Fully 78 years later, another imprint, one with a foot placed firmly in the sand of Abu Dhabi, hopes to bring Arabic literature to the attention of a wider audience and, perhaps, use some of those same branding cues.

The Library of Arabic Literature series, which is supported by a grant from the New York University Abu Dhabi Institute and was established in partnership with the NYU Press, aims to produce 35 editions of Arabic literature and modern English-language translations in the next five years.

The series trawls both classics and unknown texts from Arabic literature and presents them in a manner designed to appeal to everyone from the general reader to the most knowledgeable scholar. Arabic and English are presented side by side on the pages in a "parallel-text format".

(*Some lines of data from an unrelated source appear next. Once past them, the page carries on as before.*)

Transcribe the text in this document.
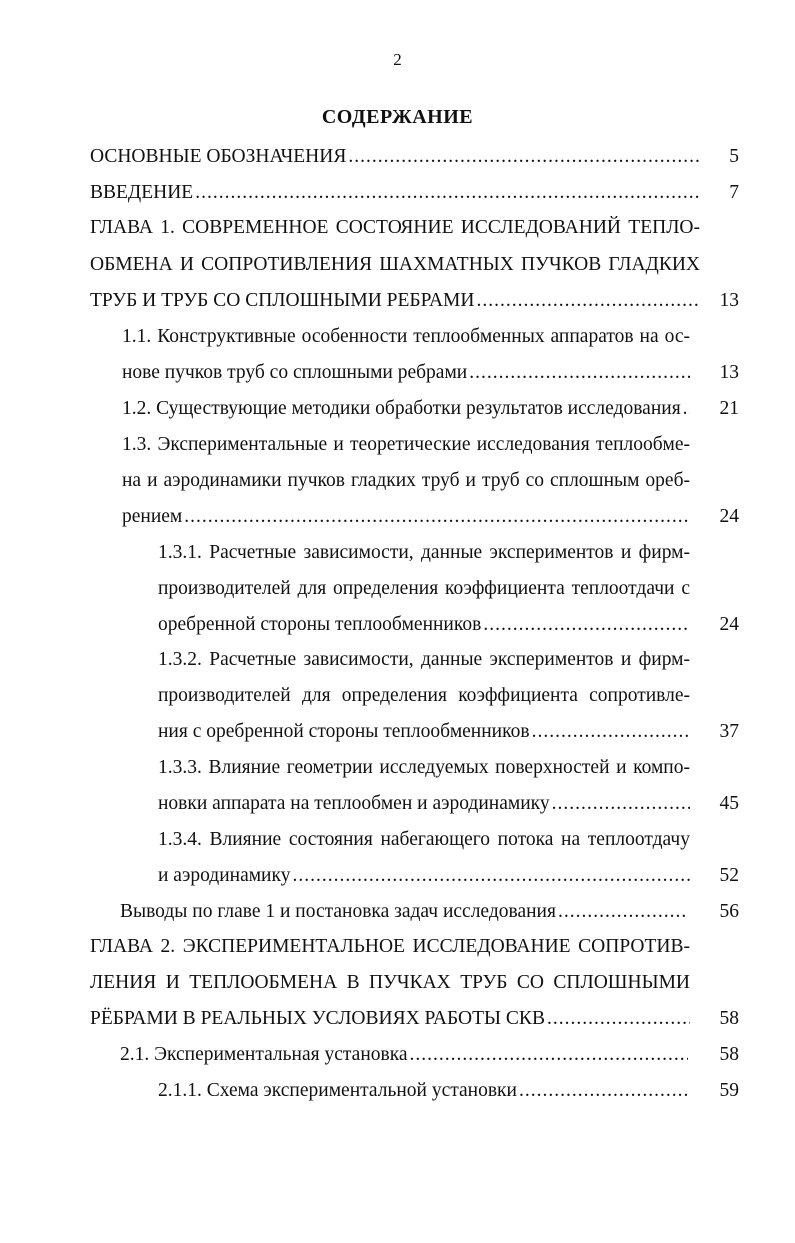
2
СОДЕРЖАНИЕ
ОСНОВНЫЕ ОБОЗНАЧЕНИЯ .....	5
ВВЕДЕНИЕ .....	7
ГЛАВА 1. СОВРЕМЕННОЕ СОСТОЯНИЕ ИССЛЕДОВАНИЙ ТЕПЛО-
ОБМЕНА И СОПРОТИВЛЕНИЯ ШАХМАТНЫХ ПУЧКОВ ГЛАДКИХ
ТРУБ И ТРУБ СО СПЛОШНЫМИ РЕБРАМИ .....	13
1.1. Конструктивные особенности теплообменных аппаратов на ос-
нове пучков труб со сплошными ребрами .....	13
1.2. Существующие методики обработки результатов исследования ..... 21
1.3. Экспериментальные и теоретические исследования теплообме-
на и аэродинамики пучков гладких труб и труб со сплошным ореб-
рением .....	24
1.3.1. Расчетные зависимости, данные экспериментов и фирм-
производителей для определения коэффициента теплоотдачи с
оребренной стороны теплообменников .....	24
1.3.2. Расчетные зависимости, данные экспериментов и фирм-
производителей для определения коэффициента сопротивле-
ния с оребренной стороны теплообменников .....	37
1.3.3. Влияние геометрии исследуемых поверхностей и компо-
новки аппарата на теплообмен и аэродинамику .....	45
1.3.4. Влияние состояния набегающего потока на теплоотдачу
и аэродинамику .....	52
Выводы по главе 1 и постановка задач исследования .....	56
ГЛАВА 2. ЭКСПЕРИМЕНТАЛЬНОЕ ИССЛЕДОВАНИЕ СОПРОТИВ-
ЛЕНИЯ И ТЕПЛООБМЕНА В ПУЧКАХ ТРУБ СО СПЛОШНЫМИ
РЁБРАМИ В РЕАЛЬНЫХ УСЛОВИЯХ РАБОТЫ СКВ .....	58
2.1. Экспериментальная установка .....	58
2.1.1. Схема экспериментальной установки .....	59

The well-respected NYU Press, which has been publishing scholarly and original works since 1916, has produced three volumes for the series so far: the Classical Arabic Literature anthology, The Epistle on Legal Theory and A Treasury of Virtues. Another four volumes are imminent, each one wrapped in an elegant and distinctive navy blue jacket.

Philip Kennedy, the Library of Arabic Literature series editor and vice provost of public programming for NYU Abu Dhabi Institute, and Chip Rossetti, the library's managing editor, will discuss the three published works, future editions and the challenges presented in translating such texts on the ADIBF discussion sofa tomorrow.

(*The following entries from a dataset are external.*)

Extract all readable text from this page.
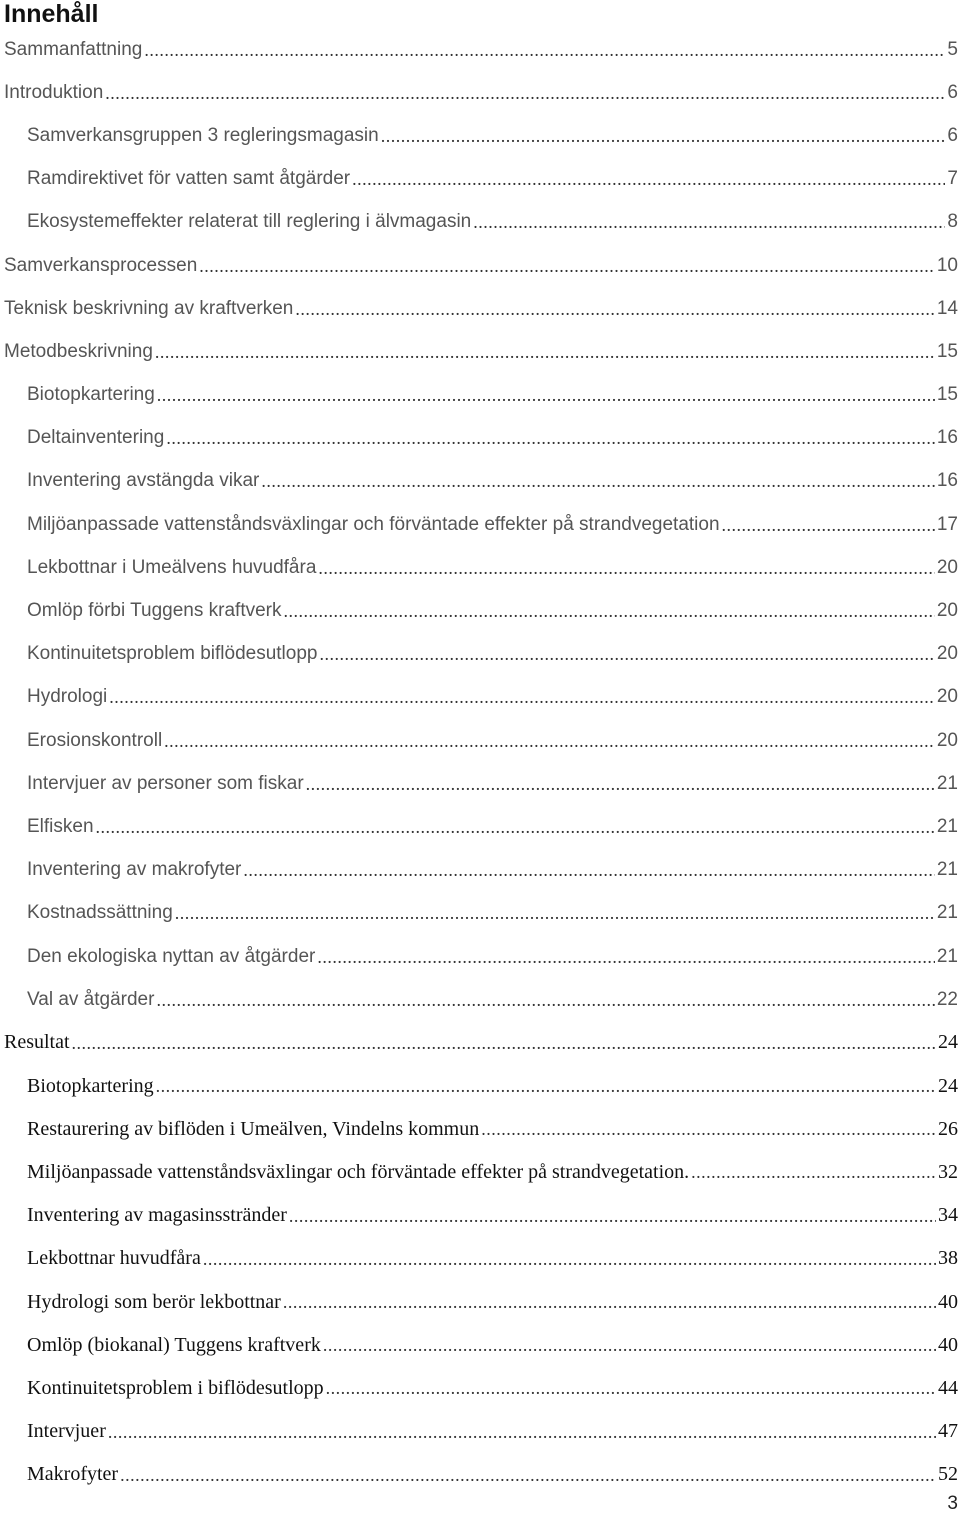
Innehåll
Sammanfattning .....	5
Introduktion .....	6
Samverkansgruppen 3 regleringsmagasin .....	6
Ramdirektivet för vatten samt åtgärder .....	7
Ekosystemeffekter relaterat till reglering i älvmagasin .....	8
Samverkansprocessen .....	10
Teknisk beskrivning av kraftverken .....	14
Metodbeskrivning .....	15
Biotopkartering .....	15
Deltainventering .....	16
Inventering avstängda vikar .....	16
Miljöanpassade vattenståndsväxlingar och förväntade effekter på strandvegetation .....	17
Lekbottnar i Umeälvens huvudfåra .....	20
Omlöp förbi Tuggens kraftverk .....	20
Kontinuitetsproblem biflödesutlopp .....	20
Hydrologi .....	20
Erosionskontroll .....	20
Intervjuer av personer som fiskar .....	21
Elfisken .....	21
Inventering av makrofyter .....	21
Kostnadssättning .....	21
Den ekologiska nyttan av åtgärder .....	21
Val av åtgärder .....	22
Resultat .....	24
Biotopkartering .....	24
Restaurering av biflöden i Umeälven, Vindelns kommun .....	26
Miljöanpassade vattenståndsväxlingar och förväntade effekter på strandvegetation. .....	32
Inventering av magasinsstränder .....	34
Lekbottnar huvudfåra .....	38
Hydrologi som berör lekbottnar .....	40
Omlöp (biokanal) Tuggens kraftverk .....	40
Kontinuitetsproblem i biflödesutlopp .....	44
Intervjuer .....	47
Makrofyter .....	52
3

Kennedy says the idea is to "introduce the library into the local consciousness".

The series has, he says, several layers to it. Perhaps the deepest of those is the complex nature of translating classical or pre-modern texts in a contemporary style.

Arabic literature in translation has suffered in the past from poorly constructed and improvised translations that often contain bad English or, worse still, jargon.

The Library of Arabic Literaturecorrects those practices, he says. It is a "scholarly enterprise" committed to rigour, involving immersive editing and stringent production processes. The intention is to render these texts, each one presided over by a distinguished scholar, in the most definitive terms.

"This is an important venture that is about this part of the world and it is coming out of Abu Dhabi, so it is unique in terms of kudos," says Kennedy.

It is ambitious, too.

"We are not just doing the key classic works of literature," he says, "but everything."

The series will do so using an aesthetic that the imprint hopes will become recognisable wherever the book is stocked.

The idea, says Kennedy, is to publish sufficient volumes so that they occupy "a physical space in a bookshop that attracts your attention. There is a kind of gravity to it.

"You discover, just by handling the books, that they cover completely different subjects and different periods and you start to comprehend that there is this huge corpus of literature."

Introducing the Library of Arabic Literature is from 5.30pm April 24 on the ADIBF discussion sofa.